SUARA UTAMA NEWS – KETAPANG, Penguasaan Kawasan Hutan Produksi di Kabupaten Ketapang Kian Marak.
Praktik ilegal ini dilakukan dengan berbagai modus, melalui skema Perhutanan Sosial seperti Hutan Desa, Hutan Kemasyarakatan, Hutan Tanaman Rakyat, dan Kemitraan Kehutanan.
Hal ini bisa berjalan tentu saja ada kongkalikong oknum-oknum nakal sehingga pembisnis dengan mudah menguasai dan dijadikan lahan pribadi berkebun kelapa sawit. Yang notabena nya bukan Tanaman Hutan.
berdasarkan informasi yang diterima, salah satu dari Kawasan hutan produksi tersebut ada yang dikuasai oleh pengusaha Bernama Candra pemilik merek air ternama HS 68 dan pengusaha hotel di kabupaten Ketapang.
Dalam prekteknya Candra membeli lahan tersebut dari warga dengan kepemilikan Surat Keterangan Tanah (SKT).
Dari hasil penguasaan lahan Kawasan hutan produksi. Candra mengusai 250 hektar (Ha) yang terletak di Desa Suka Mulia Kecamatan Singkup Kabupaten ketapang.
Yang kemudian dijadikan Perkebunan Kelapa Sawit, hingga kini hasil dari Perkebunan Sawit tersebut menghasilkan Tandan Buah Segar (TBS) 300 ton perbulannya dengan tahun tanam 2019.
Belakangan diketahui, bahwa hasil dari buah sawit tersebut dikelola oleh salah satu koperasi produsen.

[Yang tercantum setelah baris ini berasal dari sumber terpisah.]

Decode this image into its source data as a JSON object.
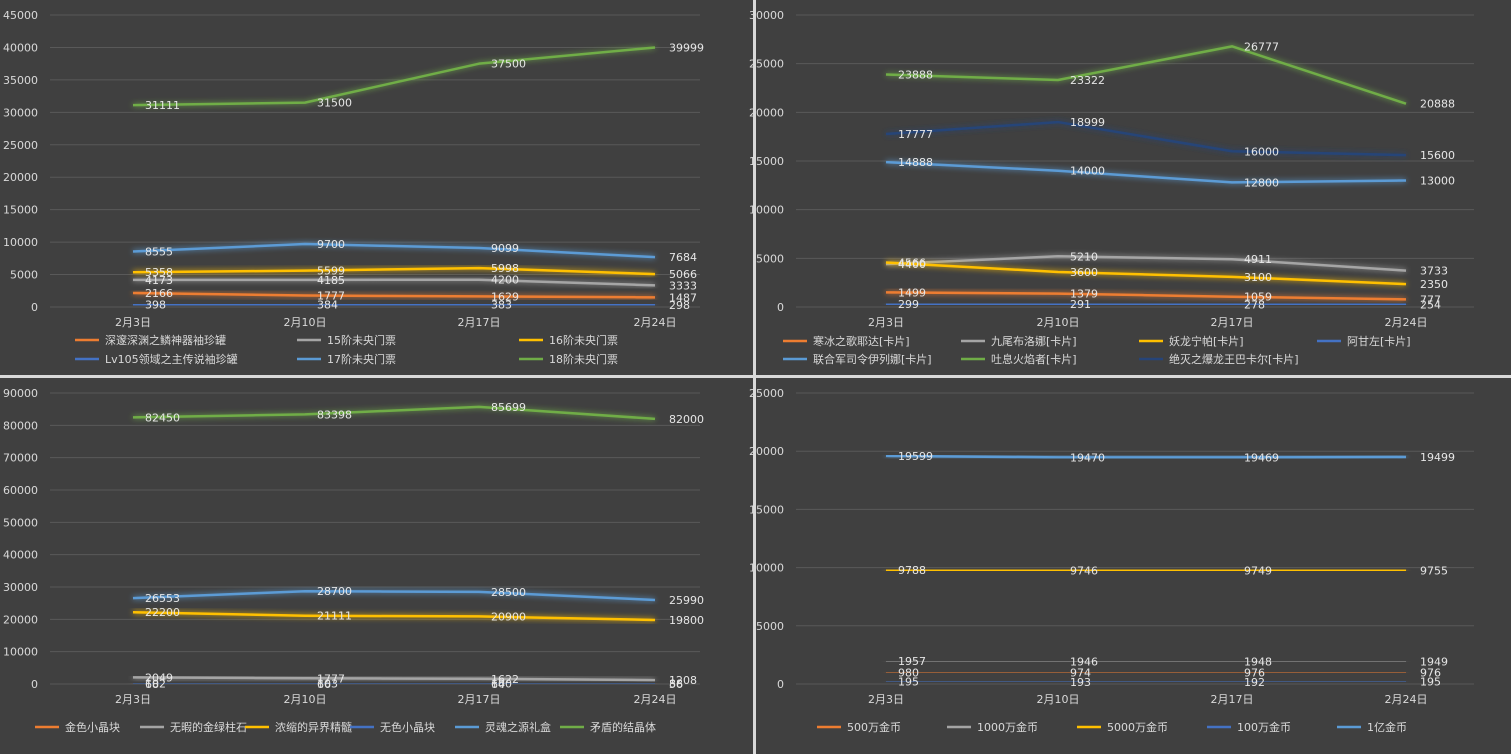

Parahnya, lahan milik pengusaha candra tersebut tidak mengantongi izin resmi dari pemerintah, sehingga kuat dugaan dari hasil kebun kelapa sawit itu tidak membayar pajak.
Hal itu diakui oleh Candra, saat dikonfirmasi wartawan pada kamis (28/08/2025) disalah satu KF di Kabupaten Ketapang. Bahwa kebun sawit miliknya memang berada di kawasan hutan produksi.
“Saya tidak tahu bahwa itu kawasan hutan. Karena kalau sudah ada SKT dari desa dan ditandatangani camat saya kira sah. Belakangan baru saya tahu lahannya masuk kawasan hutan,”akunya.
Candra berdalih, bahwa lahan yang dibelinya tidak semua lahan kosong melainkan sudah ada masyrakat sekitar yang duluan menam sawit, melalui kepala desa pihak candra membelinya dari Masyarakat, dan tidak mengetahui bahwa itu masuk dalam Kawasan hutan produksi.
“kalua dari awal kami tau lahan disitu masuk Kawasan hutan produksi, mungkin kami tidak mau beli,”kilahnya.
Praktik ini berpotensi menyalahi Undang-Undang Nomor 41 Tahun 1999 tentang Kehutanan, khususnya Pasal 50 ayat (3) huruf a yang menegaskan larangan mengerjakan atau menggunakan kawasan hutan secara tidak sah.
Pelanggaran terhadap ketentuan ini dapat dijerat pidana penjara paling lama 10 tahun dan denda hingga Rp5 miliar sebagaimana diatur Pasal 78 UU Kehutanan.
Pengelolaan kebun sawit tersebut juga berpotensi menyalahi UU Nomor 39 Tahun 2014 tentang Perkebunan.
Lahan perkebunan di atas 25 hektare wajib memiliki Izin Usaha Perkebunan (IUP-B), sementara di bawah 25 hektare wajib memiliki Surat Tanda Daftar Budidaya (STDB).
Tanpa legalitas itu, usaha perkebunan dianggap ilegal dan membuka ruang sanksi administratif hingga pidana.